With the theme of "Optimizing Design with BIM," the BIMForum carried into its Spring gathering in Boston a goal of "shining a light on design and engineering and showcase the best examples of collaboration, optimization and sustainability."
It also threw a spotlight on some of the weakest links in the design-to-construction supply chain at an event that drew more representation among architects and designers among the 500 or so attendees.
Experts and practitioners, as well as vendors agreed that much work remains in the BIMForum's efforts to support the advance of building information modeling tools to achieve more efficiencies in design and construction. You could see this come to the fore during presentations that explored how to measure project objectives with BIM, as well as opportunities and challenges of an engineering-to-fabrication workflow and how much detail is needed in a design model to support downstream uses.
"When I was being trained as an architect, we were taught to have defensive drawings because the contractor was our opponent—even our enemy," said Patrick MacLeamy, the CEO of design, engineering and planning firm HOK. "How wrong I was." MacLeamy, a founder of open standards group buildingSMART International is on a mission to address how databases are managed and the changing world that BIM is creating for design practioners, the good and the not-so-great. During a Q&A session after his keynote remarks, the discussion turned to how architects and design professionals can survive a business model that provides a fixed fee for an end result—a design outcome—that is rarely known at the time of the contract award. "There are some tough lessons," said MacLeamy. But in addition to looking at different business models beyond fixed-fees, design practitioners, he said, also need to help owners see their contributions as adding value, and work to counter owners' perceptions that their input can increase their overall costs of building.
After conducting research into the early years of the architecture profession, MacLeamy said he and learned that, until about 500 years ago, architects and contractors were often joined on jobs, part of guild system that built many buildings in Europe. "The guild masters were the ones that knew the crafts so well," he continued. "They were the designers. It was 500 years ago that we began to diverge, and it got to the point that [by the time] the U.S. capitol building was built in Washington, D.C., that separation was complete."
A new entity called the general contractor constructed the capitol building and, soon after, the American Institute of Architects (AIA) and the Associated General Contractors of America (AGC) were formed. "We’ve been two parallel worlds ever since," he continued. "The building industry has suffered because we don’t build together. We’re now learning how to do that with BIM" and the BIMForum, which is supported by both groups.
But for MacLeamy's money, what he sees being practiced on both the design and engineering disciplines is BIM—but without much of the "information"— which means it's mostly BM that he sees many groups practicing, which got the audience snickering.

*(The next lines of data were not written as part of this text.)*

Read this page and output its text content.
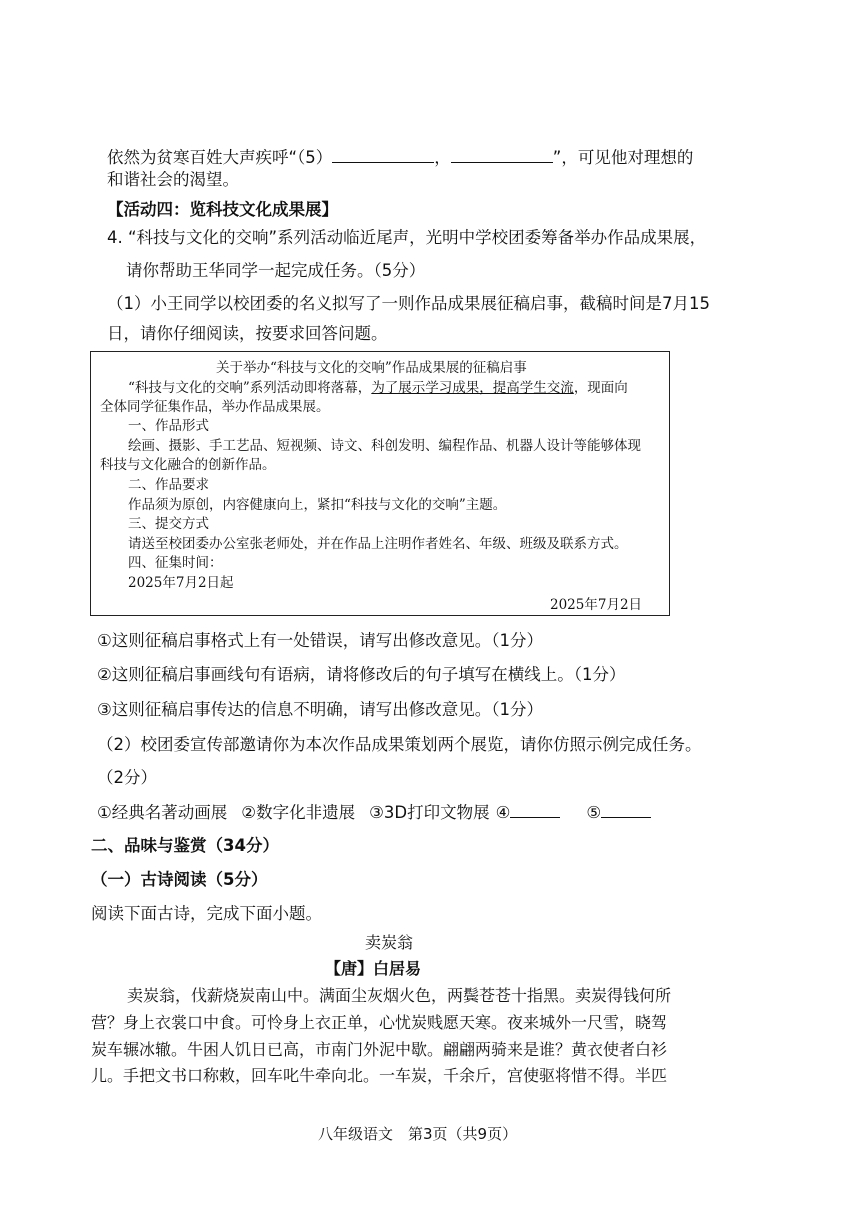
依然为贫寒百姓大声疾呼“（5）	，	”，可见他对理想的
和谐社会的渴望。
【活动四：览科技文化成果展】
4. “科技与文化的交响”系列活动临近尾声，光明中学校团委筹备举办作品成果展，
请你帮助王华同学一起完成任务。（5分）
（1）小王同学以校团委的名义拟写了一则作品成果展征稿启事，截稿时间是7月15
日，请你仔细阅读，按要求回答问题。
关于举办“科技与文化的交响”作品成果展的征稿启事
“科技与文化的交响”系列活动即将落幕，为了展示学习成果，提高学生交流，现面向
全体同学征集作品，举办作品成果展。
一、作品形式
绘画、摄影、手工艺品、短视频、诗文、科创发明、编程作品、机器人设计等能够体现
科技与文化融合的创新作品。
二、作品要求
作品须为原创，内容健康向上，紧扣“科技与文化的交响”主题。
三、提交方式
请送至校团委办公室张老师处，并在作品上注明作者姓名、年级、班级及联系方式。
四、征集时间：
2025年7月2日起
2025年7月2日
①这则征稿启事格式上有一处错误，请写出修改意见。（1分）
②这则征稿启事画线句有语病，请将修改后的句子填写在横线上。（1分）
③这则征稿启事传达的信息不明确，请写出修改意见。（1分）
（2）校团委宣传部邀请你为本次作品成果策划两个展览，请你仿照示例完成任务。
（2分）
①经典名著动画展 ②数字化非遗展 ③3D打印文物展 ④	⑤
二、品味与鉴赏（34分）
（一）古诗阅读（5分）
阅读下面古诗，完成下面小题。
卖炭翁
【唐】白居易
卖炭翁，伐薪烧炭南山中。满面尘灰烟火色，两鬓苍苍十指黑。卖炭得钱何所
营？身上衣裳口中食。可怜身上衣正单，心忧炭贱愿天寒。夜来城外一尺雪，晓驾
炭车辗冰辙。牛困人饥日已高，市南门外泥中歇。翩翩两骑来是谁？黄衣使者白衫
儿。手把文书口称敕，回车叱牛牵向北。一车炭，千余斤，宫使驱将惜不得。半匹
八年级语文　第3页（共9页）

"The building model, the old BM, is actually a much smaller part of it compared to the importance of the "I" — the data and metadata. Until we work with that batch of information, (probably cloud based), we won’t have achieved the full potential of what BIM is."
A big part of that effort includes the adoption of open standards for improved data exchange among project teams. To that end, he noted that the internationalBuildSmart alliance is rising to the challenge of driving the adoption of open standards in the U.S, as other countries such the U.K. government drive BIM adoption in public works and improved data exchange standards. "We’re recruiting and have some big players in the industry who will help fund this effort," MacLeamy added. "The ultimate place [for this work] is in the international community. And there's still a lot of work to do."